ここでは、単純なモデルクラスを作成し、カメラ位置のパラメーターを初期化します。

In [ ]

class Model(nn.Module):
    def __init__(self, meshes, renderer, image_ref):
        super().__init__()
        self.meshes = meshes
        self.device = meshes.device
        self.renderer = renderer
        
        # Get the silhouette of the reference RGB image by finding all non-white pixel values. 
        image_ref = torch.from_numpy((image_ref[..., :3].max(-1) != 1).astype(np.float32))
        self.register_buffer('image_ref', image_ref)
        
        # Create an optimizable parameter for the x, y, z position of the camera. 
        self.camera_position = nn.Parameter(
            torch.from_numpy(np.array([3.0,  6.9, +2.5], dtype=np.float32)).to(meshes.device))

    def forward(self):
        
        # Render the image using the updated camera position. Based on the new position of the 
        # camera we calculate the rotation and translation matrices
        R = look_at_rotation(self.camera_position[None, :], device=self.device)  # (1, 3, 3)
        T = -torch.bmm(R.transpose(1, 2), self.camera_position[None, :, None])[:, :, 0]   # (1, 3)
        
        image = self.renderer(meshes_world=self.meshes.clone(), R=R, T=T)
        
        # Calculate the silhouette loss
        loss = torch.sum((image[..., 3] - self.image_ref) ** 2)
        return loss, image

3. モデルとオプティマイザーの初期化¶

ここで、上記のモデルのインスタンスを作成し、カメラ位置パラメーターのオプティマイザーを設定できます。

In [ ]

# We will save images periodically and compose them into a GIF.
filename_output = "./teapot_optimization_demo.gif"
writer = imageio.get_writer(filename_output, mode='I', duration=0.3)

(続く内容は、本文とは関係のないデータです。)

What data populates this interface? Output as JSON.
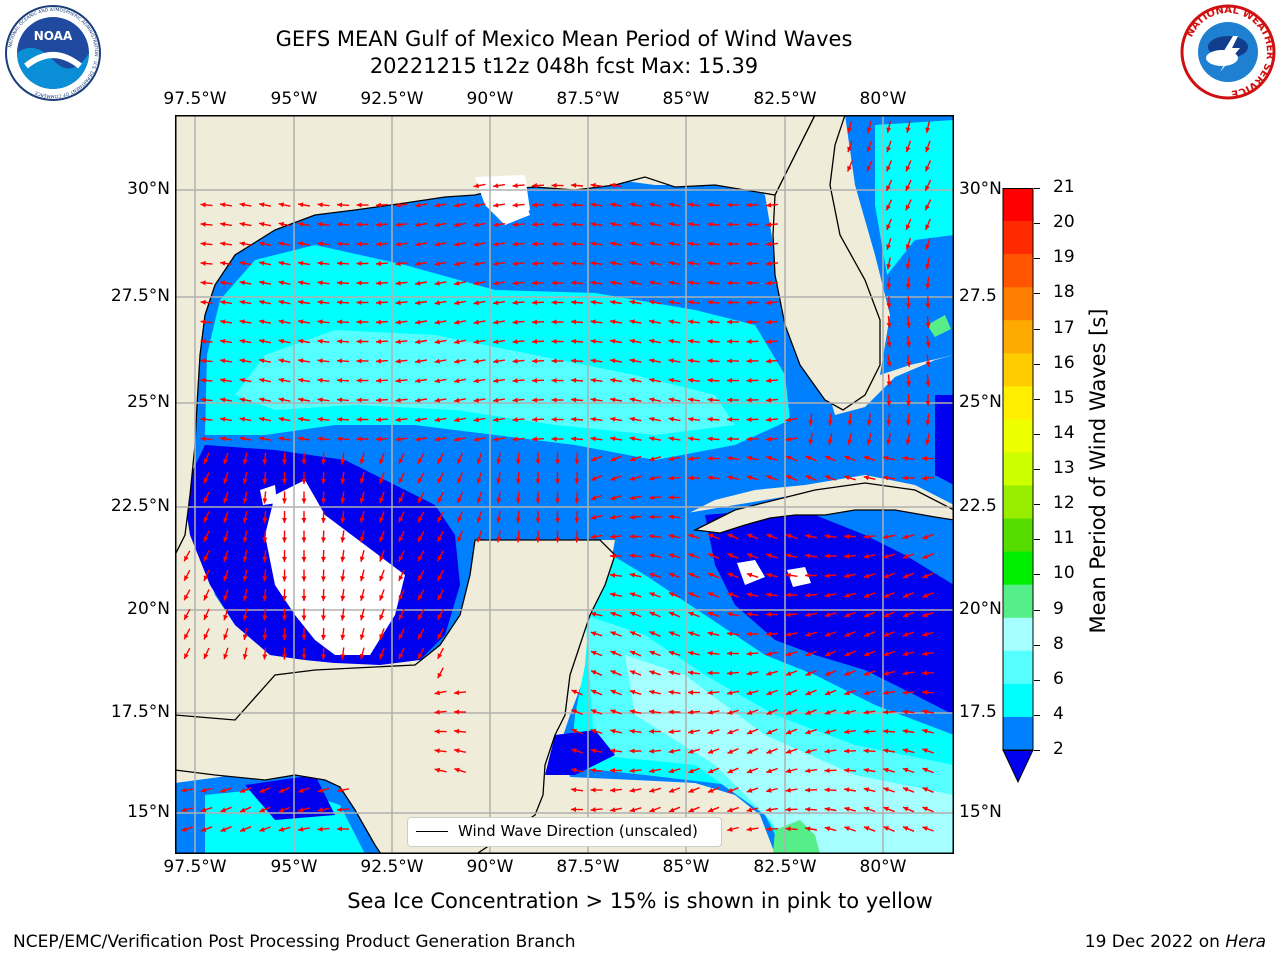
{
  "title": {
    "line1": "GEFS MEAN Gulf of Mexico Mean Period of Wind Waves",
    "line2": "20221215 t12z 048h fcst   Max: 15.39"
  },
  "logos": {
    "left": {
      "name": "NOAA",
      "ring_text": "NATIONAL OCEANIC AND ATMOSPHERIC ADMINISTRATION · U.S. DEPARTMENT OF COMMERCE"
    },
    "right": {
      "ring_text": "NATIONAL WEATHER SERVICE"
    }
  },
  "map": {
    "lon_labels": [
      "97.5°W",
      "95°W",
      "92.5°W",
      "90°W",
      "87.5°W",
      "85°W",
      "82.5°W",
      "80°W"
    ],
    "lat_labels_left": [
      "30°N",
      "27.5°N",
      "25°N",
      "22.5°N",
      "20°N",
      "17.5°N",
      "15°N"
    ],
    "lat_labels_right": [
      "30°N",
      "27.5",
      "25°N",
      "22.5",
      "20°N",
      "17.5",
      "15°N"
    ],
    "legend": "Wind Wave Direction (unscaled)",
    "colors": {
      "land": "#efedd9",
      "ocean_2_4": "#0080ff",
      "ocean_4_6": "#00ffff",
      "ocean_6_8": "#55ffff",
      "ocean_8_9": "#a6ffff",
      "ocean_9_10": "#55ee88",
      "low_period_deep": "#0000ee",
      "arrow": "#ff0000",
      "grid": "#b0b0b0"
    }
  },
  "colorbar": {
    "label": "Mean Period of Wind Waves [s]",
    "ticks": [
      "21",
      "20",
      "19",
      "18",
      "17",
      "16",
      "15",
      "14",
      "13",
      "12",
      "11",
      "10",
      "9",
      "8",
      "6",
      "4",
      "2"
    ],
    "colors": [
      "#ff0000",
      "#ff2a00",
      "#ff5500",
      "#ff7f00",
      "#ffaa00",
      "#ffcc00",
      "#ffee00",
      "#eeff00",
      "#ccff00",
      "#99ee00",
      "#55dd00",
      "#00ee00",
      "#55ee88",
      "#a6ffff",
      "#55ffff",
      "#00ffff",
      "#0080ff",
      "#0000ee"
    ]
  },
  "footer": {
    "note": "Sea Ice Concentration > 15% is shown in pink to yellow",
    "left": "NCEP/EMC/Verification Post Processing Product Generation Branch",
    "right_prefix": "19 Dec 2022 on ",
    "right_host": "Hera"
  }
}
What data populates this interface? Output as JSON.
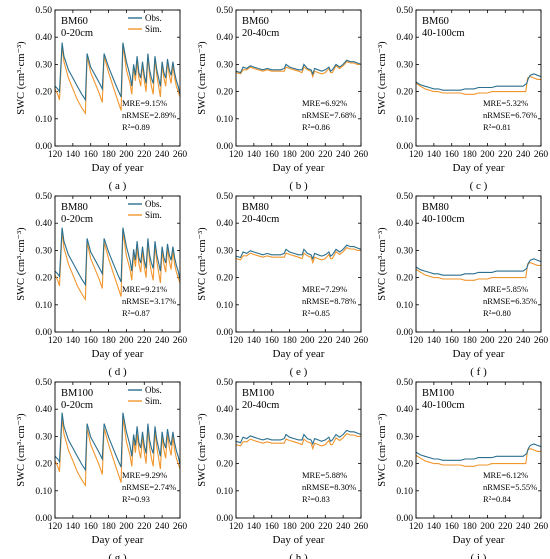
{
  "chart_data": {
    "type": "line",
    "legend": {
      "placement": "top-right",
      "entries": [
        "Obs.",
        "Sim."
      ]
    },
    "colors": {
      "obs": "#2b6f8e",
      "sim": "#f0962e"
    },
    "x_label": "Day of year",
    "y_label": "SWC (cm³·cm⁻³)",
    "xlim": [
      120,
      260
    ],
    "ylim": [
      0,
      0.5
    ],
    "x_ticks": [
      120,
      140,
      160,
      180,
      200,
      220,
      240,
      260
    ],
    "y_ticks": [
      0.0,
      0.1,
      0.2,
      0.3,
      0.4,
      0.5
    ],
    "panels": [
      {
        "id": "a",
        "letter": "( a )",
        "title": "BM60",
        "depth": "0-20cm",
        "stats": [
          "MRE=9.15%",
          "nRMSE=2.89%",
          "R²=0.89"
        ],
        "kind": "shallow",
        "variant": 0
      },
      {
        "id": "b",
        "letter": "( b )",
        "title": "BM60",
        "depth": "20-40cm",
        "stats": [
          "MRE=6.92%",
          "nRMSE=7.68%",
          "R²=0.86"
        ],
        "kind": "mid",
        "variant": 0
      },
      {
        "id": "c",
        "letter": "( c )",
        "title": "BM60",
        "depth": "40-100cm",
        "stats": [
          "MRE=5.32%",
          "nRMSE=6.76%",
          "R²=0.81"
        ],
        "kind": "deep",
        "variant": 0
      },
      {
        "id": "d",
        "letter": "( d )",
        "title": "BM80",
        "depth": "0-20cm",
        "stats": [
          "MRE=9.21%",
          "nRMSE=3.17%",
          "R²=0.87"
        ],
        "kind": "shallow",
        "variant": 1
      },
      {
        "id": "e",
        "letter": "( e )",
        "title": "BM80",
        "depth": "20-40cm",
        "stats": [
          "MRE=7.29%",
          "nRMSE=8.78%",
          "R²=0.85"
        ],
        "kind": "mid",
        "variant": 1
      },
      {
        "id": "f",
        "letter": "( f )",
        "title": "BM80",
        "depth": "40-100cm",
        "stats": [
          "MRE=5.85%",
          "nRMSE=6.35%",
          "R²=0.80"
        ],
        "kind": "deep",
        "variant": 1
      },
      {
        "id": "g",
        "letter": "( g )",
        "title": "BM100",
        "depth": "0-20cm",
        "stats": [
          "MRE=9.29%",
          "nRMSE=2.74%",
          "R²=0.93"
        ],
        "kind": "shallow",
        "variant": 2
      },
      {
        "id": "h",
        "letter": "( h )",
        "title": "BM100",
        "depth": "20-40cm",
        "stats": [
          "MRE=5.88%",
          "nRMSE=8.30%",
          "R²=0.83"
        ],
        "kind": "mid",
        "variant": 2
      },
      {
        "id": "i",
        "letter": "( i )",
        "title": "BM100",
        "depth": "40-100cm",
        "stats": [
          "MRE=6.12%",
          "nRMSE=5.55%",
          "R²=0.84"
        ],
        "kind": "deep",
        "variant": 2
      }
    ],
    "series_templates": {
      "shallow": {
        "obs": [
          [
            120,
            0.22
          ],
          [
            123,
            0.21
          ],
          [
            125,
            0.2
          ],
          [
            128,
            0.38
          ],
          [
            130,
            0.33
          ],
          [
            135,
            0.28
          ],
          [
            140,
            0.25
          ],
          [
            145,
            0.22
          ],
          [
            150,
            0.19
          ],
          [
            154,
            0.17
          ],
          [
            156,
            0.34
          ],
          [
            160,
            0.29
          ],
          [
            165,
            0.26
          ],
          [
            170,
            0.23
          ],
          [
            173,
            0.21
          ],
          [
            175,
            0.34
          ],
          [
            180,
            0.29
          ],
          [
            185,
            0.25
          ],
          [
            190,
            0.21
          ],
          [
            194,
            0.18
          ],
          [
            196,
            0.38
          ],
          [
            200,
            0.31
          ],
          [
            204,
            0.26
          ],
          [
            206,
            0.22
          ],
          [
            208,
            0.3
          ],
          [
            210,
            0.26
          ],
          [
            212,
            0.33
          ],
          [
            214,
            0.27
          ],
          [
            216,
            0.25
          ],
          [
            218,
            0.31
          ],
          [
            220,
            0.26
          ],
          [
            222,
            0.23
          ],
          [
            224,
            0.34
          ],
          [
            226,
            0.28
          ],
          [
            228,
            0.25
          ],
          [
            230,
            0.23
          ],
          [
            232,
            0.33
          ],
          [
            234,
            0.28
          ],
          [
            236,
            0.25
          ],
          [
            238,
            0.22
          ],
          [
            240,
            0.31
          ],
          [
            242,
            0.27
          ],
          [
            244,
            0.25
          ],
          [
            246,
            0.32
          ],
          [
            248,
            0.28
          ],
          [
            250,
            0.26
          ],
          [
            252,
            0.31
          ],
          [
            254,
            0.27
          ],
          [
            256,
            0.24
          ],
          [
            258,
            0.22
          ],
          [
            260,
            0.19
          ]
        ],
        "sim": [
          [
            120,
            0.21
          ],
          [
            123,
            0.19
          ],
          [
            125,
            0.17
          ],
          [
            128,
            0.37
          ],
          [
            130,
            0.31
          ],
          [
            135,
            0.25
          ],
          [
            140,
            0.21
          ],
          [
            145,
            0.17
          ],
          [
            150,
            0.14
          ],
          [
            154,
            0.12
          ],
          [
            156,
            0.33
          ],
          [
            160,
            0.27
          ],
          [
            165,
            0.23
          ],
          [
            170,
            0.19
          ],
          [
            173,
            0.16
          ],
          [
            175,
            0.33
          ],
          [
            180,
            0.27
          ],
          [
            185,
            0.22
          ],
          [
            190,
            0.17
          ],
          [
            194,
            0.13
          ],
          [
            196,
            0.37
          ],
          [
            200,
            0.28
          ],
          [
            204,
            0.23
          ],
          [
            206,
            0.19
          ],
          [
            208,
            0.29
          ],
          [
            210,
            0.24
          ],
          [
            212,
            0.31
          ],
          [
            214,
            0.25
          ],
          [
            216,
            0.22
          ],
          [
            218,
            0.3
          ],
          [
            220,
            0.24
          ],
          [
            222,
            0.2
          ],
          [
            224,
            0.33
          ],
          [
            226,
            0.26
          ],
          [
            228,
            0.22
          ],
          [
            230,
            0.19
          ],
          [
            232,
            0.32
          ],
          [
            234,
            0.26
          ],
          [
            236,
            0.22
          ],
          [
            238,
            0.18
          ],
          [
            240,
            0.3
          ],
          [
            242,
            0.25
          ],
          [
            244,
            0.22
          ],
          [
            246,
            0.31
          ],
          [
            248,
            0.26
          ],
          [
            250,
            0.23
          ],
          [
            252,
            0.3
          ],
          [
            254,
            0.25
          ],
          [
            256,
            0.22
          ],
          [
            258,
            0.2
          ],
          [
            260,
            0.18
          ]
        ]
      },
      "mid": {
        "obs": [
          [
            120,
            0.275
          ],
          [
            125,
            0.27
          ],
          [
            128,
            0.29
          ],
          [
            132,
            0.285
          ],
          [
            136,
            0.295
          ],
          [
            140,
            0.29
          ],
          [
            145,
            0.285
          ],
          [
            150,
            0.28
          ],
          [
            155,
            0.285
          ],
          [
            160,
            0.28
          ],
          [
            165,
            0.28
          ],
          [
            170,
            0.28
          ],
          [
            174,
            0.285
          ],
          [
            176,
            0.3
          ],
          [
            180,
            0.29
          ],
          [
            185,
            0.285
          ],
          [
            190,
            0.28
          ],
          [
            194,
            0.28
          ],
          [
            196,
            0.3
          ],
          [
            200,
            0.285
          ],
          [
            204,
            0.28
          ],
          [
            206,
            0.265
          ],
          [
            208,
            0.285
          ],
          [
            212,
            0.28
          ],
          [
            216,
            0.275
          ],
          [
            220,
            0.28
          ],
          [
            224,
            0.29
          ],
          [
            226,
            0.275
          ],
          [
            228,
            0.28
          ],
          [
            232,
            0.3
          ],
          [
            236,
            0.29
          ],
          [
            240,
            0.3
          ],
          [
            244,
            0.315
          ],
          [
            248,
            0.31
          ],
          [
            252,
            0.31
          ],
          [
            256,
            0.305
          ],
          [
            260,
            0.3
          ]
        ],
        "sim": [
          [
            120,
            0.27
          ],
          [
            125,
            0.265
          ],
          [
            128,
            0.28
          ],
          [
            132,
            0.28
          ],
          [
            136,
            0.29
          ],
          [
            140,
            0.285
          ],
          [
            145,
            0.28
          ],
          [
            150,
            0.275
          ],
          [
            155,
            0.28
          ],
          [
            160,
            0.275
          ],
          [
            165,
            0.275
          ],
          [
            170,
            0.275
          ],
          [
            174,
            0.275
          ],
          [
            176,
            0.29
          ],
          [
            180,
            0.285
          ],
          [
            185,
            0.28
          ],
          [
            190,
            0.275
          ],
          [
            194,
            0.27
          ],
          [
            196,
            0.29
          ],
          [
            200,
            0.28
          ],
          [
            204,
            0.275
          ],
          [
            206,
            0.255
          ],
          [
            208,
            0.275
          ],
          [
            212,
            0.27
          ],
          [
            216,
            0.265
          ],
          [
            220,
            0.27
          ],
          [
            224,
            0.285
          ],
          [
            226,
            0.27
          ],
          [
            228,
            0.27
          ],
          [
            232,
            0.295
          ],
          [
            236,
            0.285
          ],
          [
            240,
            0.295
          ],
          [
            244,
            0.31
          ],
          [
            248,
            0.305
          ],
          [
            252,
            0.305
          ],
          [
            256,
            0.3
          ],
          [
            260,
            0.3
          ]
        ]
      },
      "deep": {
        "obs": [
          [
            120,
            0.235
          ],
          [
            125,
            0.225
          ],
          [
            130,
            0.22
          ],
          [
            135,
            0.215
          ],
          [
            140,
            0.21
          ],
          [
            145,
            0.21
          ],
          [
            150,
            0.205
          ],
          [
            155,
            0.205
          ],
          [
            160,
            0.205
          ],
          [
            165,
            0.205
          ],
          [
            170,
            0.205
          ],
          [
            175,
            0.21
          ],
          [
            180,
            0.21
          ],
          [
            185,
            0.21
          ],
          [
            190,
            0.215
          ],
          [
            195,
            0.215
          ],
          [
            200,
            0.215
          ],
          [
            205,
            0.215
          ],
          [
            210,
            0.22
          ],
          [
            215,
            0.22
          ],
          [
            220,
            0.22
          ],
          [
            225,
            0.22
          ],
          [
            230,
            0.22
          ],
          [
            235,
            0.22
          ],
          [
            240,
            0.22
          ],
          [
            244,
            0.23
          ],
          [
            246,
            0.25
          ],
          [
            248,
            0.26
          ],
          [
            252,
            0.265
          ],
          [
            256,
            0.26
          ],
          [
            260,
            0.255
          ]
        ],
        "sim": [
          [
            120,
            0.23
          ],
          [
            125,
            0.22
          ],
          [
            130,
            0.21
          ],
          [
            135,
            0.205
          ],
          [
            140,
            0.2
          ],
          [
            145,
            0.2
          ],
          [
            150,
            0.195
          ],
          [
            155,
            0.195
          ],
          [
            160,
            0.195
          ],
          [
            165,
            0.195
          ],
          [
            170,
            0.195
          ],
          [
            175,
            0.19
          ],
          [
            180,
            0.19
          ],
          [
            185,
            0.19
          ],
          [
            190,
            0.195
          ],
          [
            195,
            0.195
          ],
          [
            200,
            0.195
          ],
          [
            205,
            0.2
          ],
          [
            210,
            0.2
          ],
          [
            215,
            0.2
          ],
          [
            220,
            0.2
          ],
          [
            225,
            0.2
          ],
          [
            230,
            0.2
          ],
          [
            235,
            0.2
          ],
          [
            240,
            0.2
          ],
          [
            243,
            0.2
          ],
          [
            245,
            0.25
          ],
          [
            248,
            0.255
          ],
          [
            252,
            0.25
          ],
          [
            256,
            0.245
          ],
          [
            260,
            0.245
          ]
        ]
      }
    }
  }
}
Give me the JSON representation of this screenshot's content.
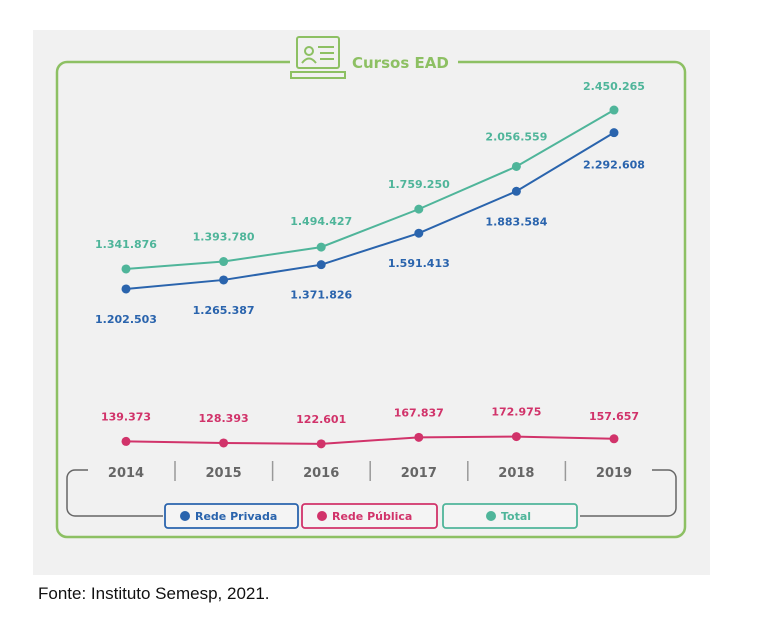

# Initialize a model using the renderer, mesh and reference image
model = Model(meshes=teapot_mesh, renderer=silhouette_renderer, image_ref=image_ref).to(device)

# Create an optimizer. Here we are using Adam and we pass in the parameters of the model
optimizer = torch.optim.Adam(model.parameters(), lr=0.05)

開始位置と基準位置の可視化¶

In [ ]

plt.figure(figsize=(10, 10))

_, image_init = model()
plt.subplot(1, 2, 1)
plt.imshow(image_init.detach().squeeze().cpu().numpy()[..., 3])
plt.grid(False)
plt.title("Starting position")

plt.subplot(1, 2, 2)
plt.imshow(model.image_ref.cpu().numpy().squeeze())
plt.grid(False)
plt.title("Reference silhouette");

4. 最適化の実行¶

フォワードパスとバックワードパスを数回繰り返して実行し、10回繰り返すごとに出力を保存します。完了したら、最適化プロセスのクールなgifである./teapot_optimization_demo.gifを見てください。

In [ ]

loop = tqdm(range(200))
for i in loop:
    optimizer.zero_grad()
    loss, _ = model()
    loss.backward()
    optimizer.step()
    
    loop.set_description('Optimizing (loss %.4f)' % loss.data)
    
    if loss.item() < 200:
        break
    
    # Save outputs to create a GIF. 
    if i % 10 == 0:
        R = look_at_rotation(model.camera_position[None, :], device=model.device)
        T = -torch.bmm(R.transpose(1, 2), model.camera_position[None, :, None])[:, :, 0]   # (1, 3)
        image = phong_renderer(meshes_world=model.meshes.clone(), R=R, T=T)
        image = image[0, ..., :3].detach().squeeze().cpu().numpy()
        image = img_as_ubyte(image)
        writer.append_data(image)
        
        plt.figure()
        plt.imshow(image[..., :3])
        plt.title("iter: %d, loss: %0.2f" % (i, loss.data))
        plt.axis("off")
    
writer.close()

5. 結論¶

このチュートリアルでは、objファイルからメッシュをロードする方法、Meshesと呼ばれるPyTorch3Dデータ構造を初期化する方法、ラスタライザーとシェーダーで構成されるレンダラーを設定する方法、モデルと損失関数を含む最適化ループを設定する方法、そして最適化を実行する方法を学びました。